Song by John Prine

from the album John Prine
- Released: July 1971
- Recorded: American Recording Studios, Memphis, Tennessee
- Genre: Folk
- Length: 4:29
- Label: Atlantic
- Songwriter: John Prine
- Producer: Arif Mardin

= Hello In There (song) =

"Hello in There" is a song written by American singer-songwriter John Prine. The song deals with themes of isolation as a result of growing old.

==Background==
Prine wrote the song when he was 22, stating: "I delivered to a Baptist old people’s home where we’d have to go room-to-room... and some of the patients would kind of pretend that you were a grandchild or nephew that had come to visit, instead of the guy delivering papers. That always stuck in my head." Prine also went on to state that some of the names of the characters in the song come from real-life sources, such as Rudy being the name of a neighbor's dog.

==Other versions==
Bette Midler included it in her first studio album The Divine Miss M in 1972. David Allan Coe's 1983 album is titled Hello in There and features a cover of the title song.
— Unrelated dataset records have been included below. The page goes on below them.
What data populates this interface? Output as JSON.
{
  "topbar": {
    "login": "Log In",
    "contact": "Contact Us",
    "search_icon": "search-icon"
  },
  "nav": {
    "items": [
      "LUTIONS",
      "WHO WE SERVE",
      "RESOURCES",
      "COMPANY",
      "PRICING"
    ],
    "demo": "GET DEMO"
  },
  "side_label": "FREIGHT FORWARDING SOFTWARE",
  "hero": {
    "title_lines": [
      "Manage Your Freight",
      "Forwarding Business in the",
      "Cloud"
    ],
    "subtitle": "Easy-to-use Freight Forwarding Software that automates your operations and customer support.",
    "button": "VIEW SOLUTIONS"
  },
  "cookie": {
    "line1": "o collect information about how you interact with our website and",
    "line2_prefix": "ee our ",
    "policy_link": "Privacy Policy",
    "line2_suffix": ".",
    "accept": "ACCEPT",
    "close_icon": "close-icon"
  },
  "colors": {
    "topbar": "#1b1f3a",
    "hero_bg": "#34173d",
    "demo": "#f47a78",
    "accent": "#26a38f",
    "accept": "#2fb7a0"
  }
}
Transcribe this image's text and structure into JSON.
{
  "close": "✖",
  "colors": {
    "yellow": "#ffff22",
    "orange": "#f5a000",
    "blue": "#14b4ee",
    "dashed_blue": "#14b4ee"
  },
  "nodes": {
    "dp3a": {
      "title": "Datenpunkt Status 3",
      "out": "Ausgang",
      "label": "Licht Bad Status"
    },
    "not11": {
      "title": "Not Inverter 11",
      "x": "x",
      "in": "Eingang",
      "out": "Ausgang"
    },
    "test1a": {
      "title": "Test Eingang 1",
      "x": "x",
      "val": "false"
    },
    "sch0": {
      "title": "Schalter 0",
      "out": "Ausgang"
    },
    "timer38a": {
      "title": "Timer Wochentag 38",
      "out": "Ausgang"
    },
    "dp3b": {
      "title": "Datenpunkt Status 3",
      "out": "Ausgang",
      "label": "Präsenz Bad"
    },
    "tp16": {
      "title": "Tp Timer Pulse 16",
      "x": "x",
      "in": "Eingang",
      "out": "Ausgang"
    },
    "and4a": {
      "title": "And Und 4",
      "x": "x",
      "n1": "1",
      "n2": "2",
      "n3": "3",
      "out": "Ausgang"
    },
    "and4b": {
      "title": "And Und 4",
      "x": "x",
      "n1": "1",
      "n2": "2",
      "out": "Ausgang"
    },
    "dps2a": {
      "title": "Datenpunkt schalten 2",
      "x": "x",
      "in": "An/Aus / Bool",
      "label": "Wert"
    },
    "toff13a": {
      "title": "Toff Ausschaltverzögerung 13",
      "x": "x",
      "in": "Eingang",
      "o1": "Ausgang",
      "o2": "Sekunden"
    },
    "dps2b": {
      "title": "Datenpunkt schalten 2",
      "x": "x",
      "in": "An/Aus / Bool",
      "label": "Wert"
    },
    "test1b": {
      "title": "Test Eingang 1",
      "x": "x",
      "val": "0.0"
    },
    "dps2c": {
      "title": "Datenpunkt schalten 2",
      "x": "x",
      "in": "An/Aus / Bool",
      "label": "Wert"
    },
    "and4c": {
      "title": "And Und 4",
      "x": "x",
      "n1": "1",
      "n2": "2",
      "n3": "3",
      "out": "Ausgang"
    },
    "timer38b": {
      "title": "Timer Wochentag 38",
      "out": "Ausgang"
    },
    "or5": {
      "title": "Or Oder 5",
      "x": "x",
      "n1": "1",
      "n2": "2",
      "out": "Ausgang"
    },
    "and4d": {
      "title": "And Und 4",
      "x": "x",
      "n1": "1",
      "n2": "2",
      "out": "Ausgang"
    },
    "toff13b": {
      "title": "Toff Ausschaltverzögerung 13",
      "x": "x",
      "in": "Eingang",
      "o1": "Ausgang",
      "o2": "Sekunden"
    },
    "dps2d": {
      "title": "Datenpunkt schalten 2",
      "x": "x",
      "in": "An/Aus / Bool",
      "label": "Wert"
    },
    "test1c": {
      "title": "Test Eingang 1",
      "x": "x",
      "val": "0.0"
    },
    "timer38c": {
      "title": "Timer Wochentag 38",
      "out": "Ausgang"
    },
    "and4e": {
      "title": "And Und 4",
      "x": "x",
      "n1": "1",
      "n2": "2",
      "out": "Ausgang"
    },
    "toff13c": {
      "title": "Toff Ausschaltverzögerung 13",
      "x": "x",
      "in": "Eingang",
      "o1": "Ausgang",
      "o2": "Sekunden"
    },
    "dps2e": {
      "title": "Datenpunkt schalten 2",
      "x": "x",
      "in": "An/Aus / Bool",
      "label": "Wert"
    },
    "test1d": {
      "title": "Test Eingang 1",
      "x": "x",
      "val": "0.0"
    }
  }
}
Scottish singer-songwriter Eddi Reader recorded the song for her 1992 album Mirmama. In 2020, Jason Isbell covered the song for the Alzheimer's Association's Music Moments compilation: according to Isbell, John Prine is one of his favorite songwriters. Roger Waters recorded a cover of the song as part of his The Lockdown Sessions, released between 2020 and 2021. His version features backing vocals by Jess Wolfe and Holly Laessig of the band Lucius.

==The Hello in There Foundation==
After John Prine's death from COVID-19 in 2020, Prine's family established the Hello in There Foundation. While also honoring Prine himself, the foundation aims to support marginalized groups and persons.